Steve Baltes – Bochum Sky
 

Steve Baltes – Bochum Sky
MellowJet Records (2014)
(
3 Stücke, 70:39 Minuten Spielzeit)

Steve Baltes ist den Freunden der elektronischen Musik bestens bekannt, war er doch lange Zeit Teil von Ash Ra Tempel und Ashra, mit Manuel Goettsching, Lutz Ulbrich und Harald Grosskopf. Steve ist ein Musiker, der sich vorwiegend in den Dienst anderer Künstler stellt. Da wurde es Zeit, dass er mal wieder seine eigene Musik präsentieren kann. Am 13.07.2013 trat Steve im Rahmen der Veranstaltungsreihe „Sound Of Sky“ im Planetarium in Bochum auf. „Bochum Sky“, das im Sommer 2014 bei MellowJet Records veröffentlicht wurde, ist ein Mitschnitt dieses Konzertes.

 

 


Ganze 14 Jahre hat es gedauert, bis Steve Baltes mal wieder eine Soloveröffentlichung auf den Markt bringt. Allerdings ist Steve nicht ganz allein am Werk, denn einige Keyboardsoli hat der „Sound Of Sky“-Initiator und bekannte Elektronikmusiker Stefan Erbe beigesteuert. Zudem untermalen herrlich sanfte Gitarrensounds von Oliver Franken den hypnotischen Sound von Steve Baltes.

Mit atmosphärischem Rauschen und Klanggebilden, die nicht ganz zuzuordnen sind – einiges klingt wie Gläser und Metallstäbe, die vom Wind aneinander geschlagen werden – beginnt das 35minütige „Bochum Sky 1“. Steve erzeugt zunächst mystische Stimmungen, die wenig mit Melodien gemein haben. Das wirkt auf der einen Seite entspannend, auf der anderen Seite wirkt es auch in einer eigentümlichen Art sehnsuchtsvoll. Nach fünf Minuten bilden sich dann erste leichte Rhythmusmuster, die sich aber noch im Hintergrund, hinter dem Schleier der Soundskulpturen bewegen. Erst ganz langsam kann sich dieser eindringliche Rhythmus von seinem Ballast befreien und in den Vordergrund treten.

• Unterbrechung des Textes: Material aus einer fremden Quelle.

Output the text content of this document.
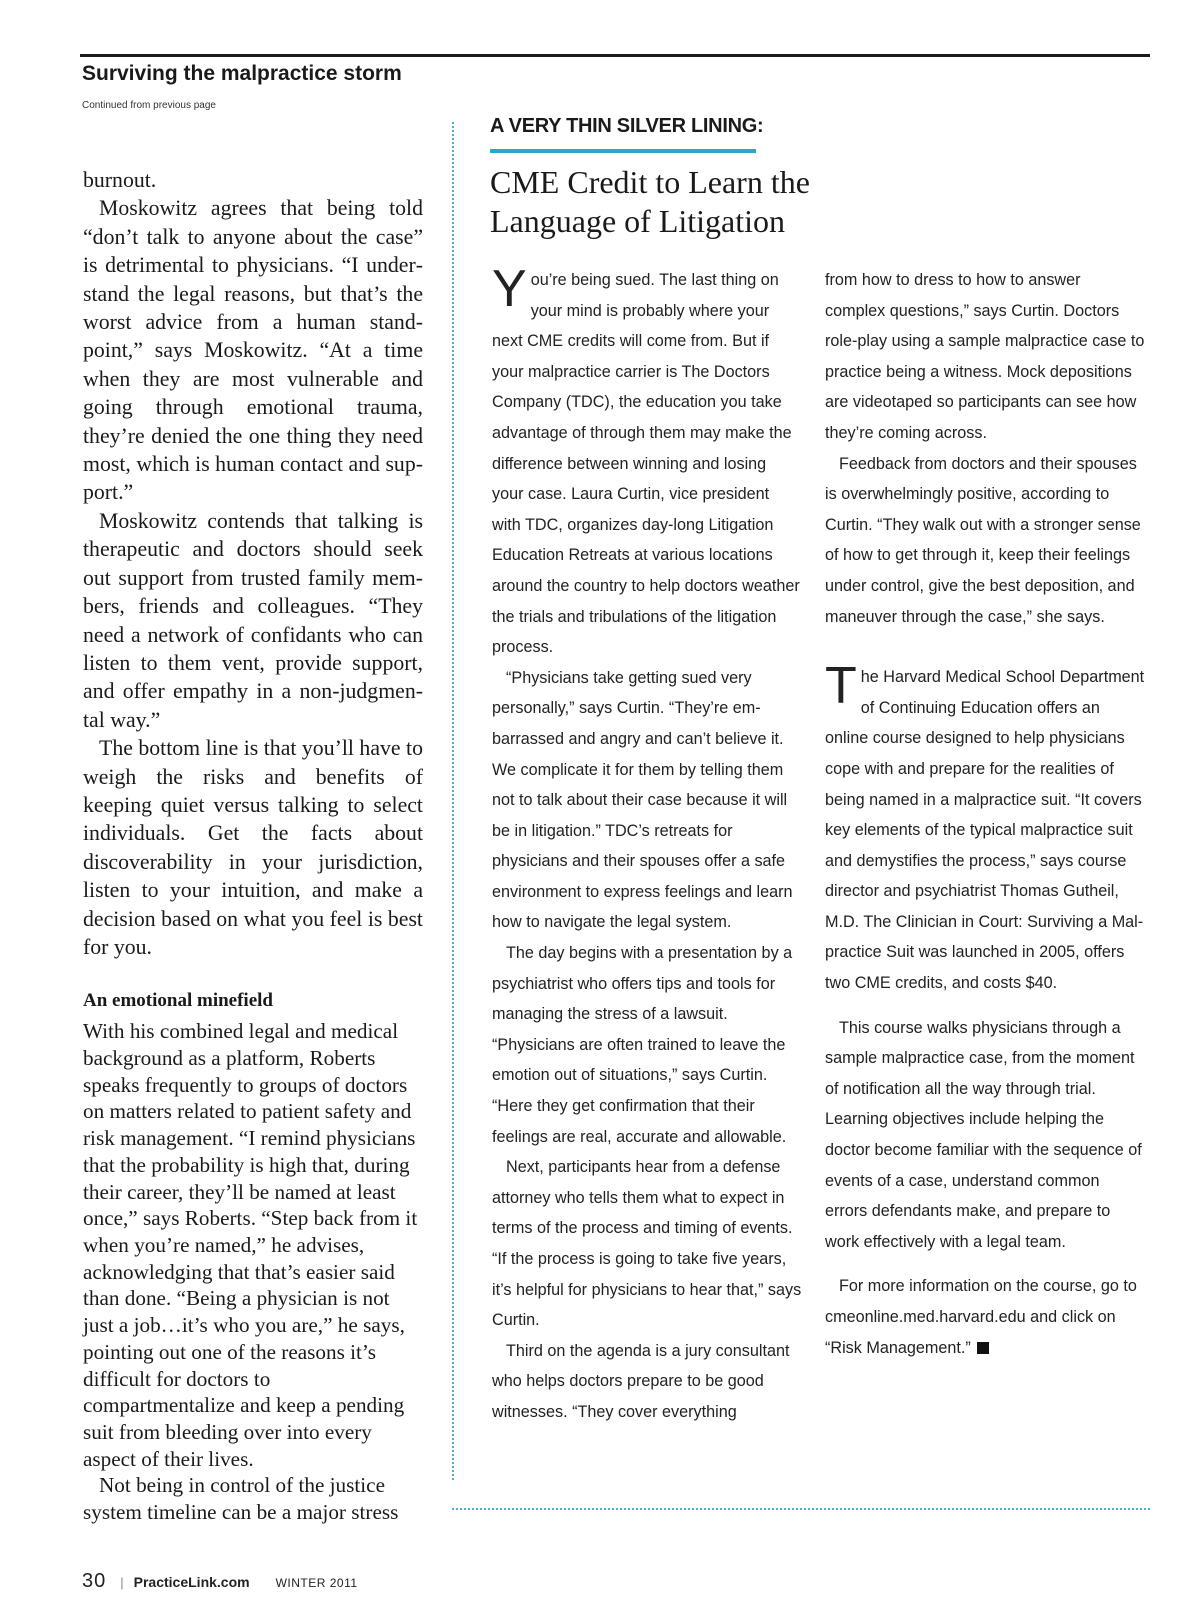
Surviving the malpractice storm
Continued from previous page

burnout.

Moskowitz agrees that being told “don’t talk to anyone about the case” is detrimental to physicians. “I understand the legal reasons, but that’s the worst advice from a human standpoint,” says Moskowitz. “At a time when they are most vulnerable and going through emotional trauma, they’re denied the one thing they need most, which is human contact and support.”

Moskowitz contends that talking is therapeutic and doctors should seek out support from trusted family members, friends and colleagues. “They need a network of confidants who can listen to them vent, provide support, and offer empathy in a non-judgmental way.”

The bottom line is that you’ll have to weigh the risks and benefits of keeping quiet versus talking to select individuals. Get the facts about discoverability in your jurisdiction, listen to your intuition, and make a decision based on what you feel is best for you.

An emotional minefield

With his combined legal and medical background as a platform, Roberts speaks frequently to groups of doctors on matters related to patient safety and risk management. “I remind physicians that the probability is high that, during their career, they’ll be named at least once,” says Roberts. “Step back from it when you’re named,” he advises, acknowledging that that’s easier said than done. “Being a physician is not just a job…it’s who you are,” he says, pointing out one of the reasons it’s difficult for doctors to compartmentalize and keep a pending suit from bleeding over into every aspect of their lives.

Not being in control of the justice system timeline can be a major stress

A VERY THIN SILVER LINING:
CME Credit to Learn the Language of Litigation

You’re being sued. The last thing on your mind is probably where your next CME credits will come from. But if your malpractice carrier is The Doctors Company (TDC), the education you take advantage of through them may make the difference between winning and losing your case. Laura Curtin, vice president with TDC, organizes day-long Litigation Education Retreats at various locations around the country to help doctors weather the trials and tribulations of the litigation process.

“Physicians take getting sued very personally,” says Curtin. “They’re embarrassed and angry and can’t believe it. We complicate it for them by telling them not to talk about their case because it will be in litigation.” TDC’s retreats for physicians and their spouses offer a safe environment to express feelings and learn how to navigate the legal system.

The day begins with a presentation by a psychiatrist who offers tips and tools for managing the stress of a lawsuit. “Physicians are often trained to leave the emotion out of situations,” says Curtin. “Here they get confirmation that their feelings are real, accurate and allowable.

Next, participants hear from a defense attorney who tells them what to expect in terms of the process and timing of events. “If the process is going to take five years, it’s helpful for physicians to hear that,” says Curtin.

Third on the agenda is a jury consultant who helps doctors prepare to be good witnesses. “They cover everything

from how to dress to how to answer complex questions,” says Curtin. Doctors role-play using a sample malpractice case to practice being a witness. Mock depositions are videotaped so participants can see how they’re coming across.

Feedback from doctors and their spouses is overwhelmingly positive, according to Curtin. “They walk out with a stronger sense of how to get through it, keep their feelings under control, give the best deposition, and maneuver through the case,” she says.

The Harvard Medical School Department of Continuing Education offers an online course designed to help physicians cope with and prepare for the realities of being named in a malpractice suit. “It covers key elements of the typical malpractice suit and demystifies the process,” says course director and psychiatrist Thomas Gutheil, M.D. The Clinician in Court: Surviving a Malpractice Suit was launched in 2005, offers two CME credits, and costs $40.

This course walks physicians through a sample malpractice case, from the moment of notification all the way through trial. Learning objectives include helping the doctor become familiar with the sequence of events of a case, understand common errors defendants make, and prepare to work effectively with a legal team.

For more information on the course, go to cmeonline.med.harvard.edu and click on “Risk Management.”

30 | PracticeLink.com WINTER 2011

Dann sorgt eine sägende Gitarre für einen Break ohne die Situation aber grundlegend zu verändern. Der Rhythmus bleibt und langsam kommen Harmonien nach gut acht Minuten ins Spiel. Ab jetzt breitet sich eine eigentümliche Faszination aus, der man sich als Hörer nicht entziehen kann. Es ist schwierig zu beschreiben was da passiert, aber es fesselt ungemein. Der Geist löst sich beim Hören dieser Musik langsam vom Körper und entschwindet in weite Fernen und Galaxien. Nach elf Minuten kommt ein glasklares, schneidendes weiteres Rhythmusmuster auf, und eine Pianomelodie legt sich darauf. Spätestens jetzt ist man als Hörer in der Musik von Steve Baltes, die mit zahlreichen Effekten durchtränkt ist, gefangen.

Die eingestreuten Sprachsamples erhöhen den Mystik-Faktor um einiges. Man scheint bei der Musik in einer Endlosschleife gefangen zu sein, um dann immer wieder von Steve mit neuen Elementen, Rhythmen oder Effekten überrascht zu werden. Eine tolle Nummer, die außergewöhnlich und fesselnd zugleich ist.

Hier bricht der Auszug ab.